Saturday morning, first thing we did was wash the potatoes. Then Brian volunteered to cut them up into smaller sections, as I was determined not to nuke my food in the microwave; we figured, cutting the potatoes into smaller portions would help them cook faster. We had talked with some tweeters the night before about just getting pre-cut potatoes, but a) I didn’t find them, and b) I figured my best bet was to follow my botched twice-baked recipe again, with the same modifications, because the end result had been great. After what happened next, I’ll tell you, I wish I had bought the stupid cut-up potatoes…
Brian cut his finger open. Even writing this out, three days later, I cringe. I left the room for two seconds and that’s when I heard his swearing. I knew what had happened. I thought I was ready for it. I ran in, saw the blood pouring out of him and the actual fear on his face…and I panicked. All my First Aid got jumbled in my head, like someone dropping a deck of playing cards. We managed to rinse the wound, sit him down, and apply pressure with a clean cloth. But every time we tried to look at it, it gushed again. What did I do? The only thing I knew how to do: I called my BFF MJ, who worked as a chef for fifteen years. I made her come over and assess the wound. She doesn’t live far, and she showed up, my hero, in mismatched pyjamas, running up the stairs. She suggested the Brian needed stitches, which Brian flat-out refused to do, so she suggested keeping an eye on it and seeing what happened. What happened was, it refused to seal itself, so we went to the pharmacy and got that 2nd Skin stuff to seal it.
As Brian lay down for a while, looking pale and really scary, I forged on with the potatoes. I baked them for an hour, only to find they were still rock hard. I gave them another thirty minutes, and then discovered half of them had dried out. Stress and worry got the better of both of us, and Brian and I had a seriously crabby argument for no good reason while I tried to salvage the portions of potato that were either undercooked or cooked, but not dried out. I threw the resulting pulp into the microwave, feeling like a big cheater.
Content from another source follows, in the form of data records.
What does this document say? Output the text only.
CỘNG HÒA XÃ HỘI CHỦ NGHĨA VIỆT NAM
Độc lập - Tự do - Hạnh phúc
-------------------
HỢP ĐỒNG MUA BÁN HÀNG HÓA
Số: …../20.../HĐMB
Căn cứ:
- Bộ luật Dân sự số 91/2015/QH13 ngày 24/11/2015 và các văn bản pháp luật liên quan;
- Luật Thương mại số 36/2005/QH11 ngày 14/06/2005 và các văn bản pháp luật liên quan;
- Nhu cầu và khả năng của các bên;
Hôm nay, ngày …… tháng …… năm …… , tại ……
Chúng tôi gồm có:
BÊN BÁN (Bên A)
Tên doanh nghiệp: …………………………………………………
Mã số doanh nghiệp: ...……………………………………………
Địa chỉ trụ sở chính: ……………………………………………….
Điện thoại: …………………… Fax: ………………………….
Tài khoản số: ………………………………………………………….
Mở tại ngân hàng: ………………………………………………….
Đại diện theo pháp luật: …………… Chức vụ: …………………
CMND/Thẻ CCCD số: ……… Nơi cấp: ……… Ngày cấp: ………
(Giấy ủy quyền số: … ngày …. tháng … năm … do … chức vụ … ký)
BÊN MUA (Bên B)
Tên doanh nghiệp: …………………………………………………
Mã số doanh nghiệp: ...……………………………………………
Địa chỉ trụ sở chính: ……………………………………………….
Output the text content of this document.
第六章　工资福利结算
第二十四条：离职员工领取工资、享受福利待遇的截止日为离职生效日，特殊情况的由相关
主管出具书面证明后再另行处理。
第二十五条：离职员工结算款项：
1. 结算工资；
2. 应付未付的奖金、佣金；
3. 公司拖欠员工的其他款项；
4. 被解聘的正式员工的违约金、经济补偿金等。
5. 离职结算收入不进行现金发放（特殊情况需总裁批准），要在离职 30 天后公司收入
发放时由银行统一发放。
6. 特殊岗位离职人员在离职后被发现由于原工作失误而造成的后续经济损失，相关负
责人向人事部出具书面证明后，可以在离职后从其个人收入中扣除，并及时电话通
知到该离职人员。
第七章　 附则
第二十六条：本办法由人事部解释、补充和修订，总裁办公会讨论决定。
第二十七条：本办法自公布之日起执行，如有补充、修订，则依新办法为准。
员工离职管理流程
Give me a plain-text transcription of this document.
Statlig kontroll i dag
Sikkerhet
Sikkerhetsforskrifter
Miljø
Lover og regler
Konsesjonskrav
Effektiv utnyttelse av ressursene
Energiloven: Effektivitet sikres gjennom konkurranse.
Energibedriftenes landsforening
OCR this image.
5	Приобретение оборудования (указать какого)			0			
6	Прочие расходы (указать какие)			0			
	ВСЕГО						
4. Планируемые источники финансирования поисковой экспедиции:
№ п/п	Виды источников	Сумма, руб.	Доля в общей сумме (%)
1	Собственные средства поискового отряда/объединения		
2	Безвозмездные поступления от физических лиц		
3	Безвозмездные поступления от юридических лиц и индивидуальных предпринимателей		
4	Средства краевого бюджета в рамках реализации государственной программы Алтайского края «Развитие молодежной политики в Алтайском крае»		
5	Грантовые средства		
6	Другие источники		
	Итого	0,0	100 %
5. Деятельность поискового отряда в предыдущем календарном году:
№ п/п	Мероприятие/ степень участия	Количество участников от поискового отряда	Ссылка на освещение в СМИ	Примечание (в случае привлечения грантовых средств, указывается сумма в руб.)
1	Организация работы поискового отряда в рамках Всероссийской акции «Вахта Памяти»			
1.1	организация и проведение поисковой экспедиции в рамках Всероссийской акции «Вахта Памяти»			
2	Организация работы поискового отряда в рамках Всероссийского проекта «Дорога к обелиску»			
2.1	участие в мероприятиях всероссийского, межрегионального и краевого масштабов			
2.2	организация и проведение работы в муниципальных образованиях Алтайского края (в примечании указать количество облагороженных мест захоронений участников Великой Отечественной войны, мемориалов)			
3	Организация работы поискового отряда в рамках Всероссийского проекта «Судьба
After that, though, the potatoes were indeed cooked and there seemed to be a pretty good yield, though maybe not enough to feed two dozen people. I mashed and stirred the potatoes, adding some (almond) milk, butter, raisins, and ginger, but it still tasted like it needed something. In a moment of inventiveness, I grabbed the maple syrup and gooshed in a large amount: perfect. They tasted great and I was satisfied. We took the bowl to dinner and ordered everyone to eat some, as there was, literally, blood, sweat, and tears in those potatoes. I received compliments, and somehow the fact that Brian was slowly bleeding to death seemed worth it. (I kid. Mostly.) There were leftovers and my mom in particular loaded up a container with them, which made me puff up with pride.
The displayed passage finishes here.